PIÙ CHE UN ENTE, UN’ENTITÀ ENORME. Secondo il bilancio consuntivo del 2013, l’istituto ha speso 4,2 miliardi di euro per il suo funzionamento: ha più di 30 mila dipendenti e un patrimonio immobiliare del valore di circa 4,3 miliardi di euro. La gestione di questo patrimonio – che in parte è confluito nel fondo Idea Fimit (di cui l’Inps è azionista al 30 per cento) – nel 2013 ha generato entrate per 86,9 milioni di euro e uscite pari a 150,3 milioni. Perdite di 63,4 milioni, dopo anni in cui ne erano state accumulate per almeno altri 100 milioni.
Resta la questione delle pensioni d’oro, quelle che Matteo Renzi, nel 2013 quand’era in corsa per le primarie, condannava per essere maturate su un sistema retributivo anzichè contributivo (90 mila euro lordi al mese, uno dei record raggiunti). Salvo poi ritirare il proposito dopo circa un anno, alla proposta del commissario Cottarelli di prelievi sulle pensioni superiori ai 2 mila euro.

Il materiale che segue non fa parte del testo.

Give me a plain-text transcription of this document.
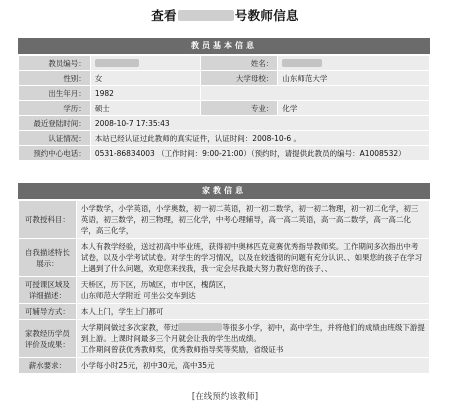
查看	号教师信息
教员基本信息
教员编号：		姓名：	
性别：	女	大学母校：	山东师范大学
出生年月：	1982		
学历：	硕士	专业：	化学
最近登陆时间：	2008-10-7 17:35:43		
认证情况：	本站已经认证过此教师的真实证件，认证时间：2008-10-6 。		
预约中心电话：	0531-86834003 （工作时间：9:00-21:00）（预约时，请提供此教员的编号：A1008532）		
家教信息
可教授科目：	小学数学，小学英语，小学奥数，初一初二英语，初一初二数学，初一初二物理，初一初二化学，初三英语，初三数学，初三物理，初三化学，中考心理辅导，高一高二英语，高一高二数学，高一高二化学，高三化学，
自我描述特长展示：	本人有教学经验，送过初高中毕业班，获得初中奥林匹克竞赛优秀指导教师奖。工作期间多次指出中考试卷，以及小学考试试卷。对学生的学习情况，以及在较透彻的问题有充分认识、、如果您的孩子在学习上遇到了什么问题，欢迎您来找我，我一定会尽我最大努力教好您的孩子、、
可授课区域及详细描述：	天桥区，历下区，历城区，市中区，槐荫区，
山东师范大学附近 可坐公交车到达

可辅导方式：	本人上门，学生上门都可
家教经历学员评价及成果：	大学期间做过多次家教，带过 等很多小学，初中，高中学生，并将他们的成绩由班级下游提到上游。上课时间最多三个月就会让我的学生出成绩。
工作期间曾获优秀教师奖，优秀教师指导奖等奖励，省级证书

薪水要求：	小学每小时25元，初中30元，高中35元
[在线预约该教师]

In Italia, secondo gli ultimi dati dell’Inps, il 50,8 per cento dei pensionati riceve un assegno inferiore ai 500 euro al mese. Il 79 per cento, invece, meno di 1000 euro. La media è di 974 euro secondo i dati Istat, che indicano anche l’altra faccia della medaglia: il 5,6 per cento delle pensioni supera i 3mila euro e il 7,8 per cento di chi ne ha diritto percepisce più di tre pensioni. Si inserisce in questo contesto la proposta lanciata dal nuovo presidente dell’Inps Tito Boeri di effettuare un prelievo del 10 per cento sulle pensioni superiori ai 3 mila euro, calcolato sulla differenza tra quanto si riceve e quanto si sarebbe ricevuto con il metodo contributivo. Secondo le sue stime, è un passaggio che porterebbe all’Inps 4 miliardi di euro all’anno. Un’idea, come ha precisato il premier Renzi durante la conferenza stampa di fine anno, di una persona che “viene a darci una mano” ma che “non può diventare un programma di governo”.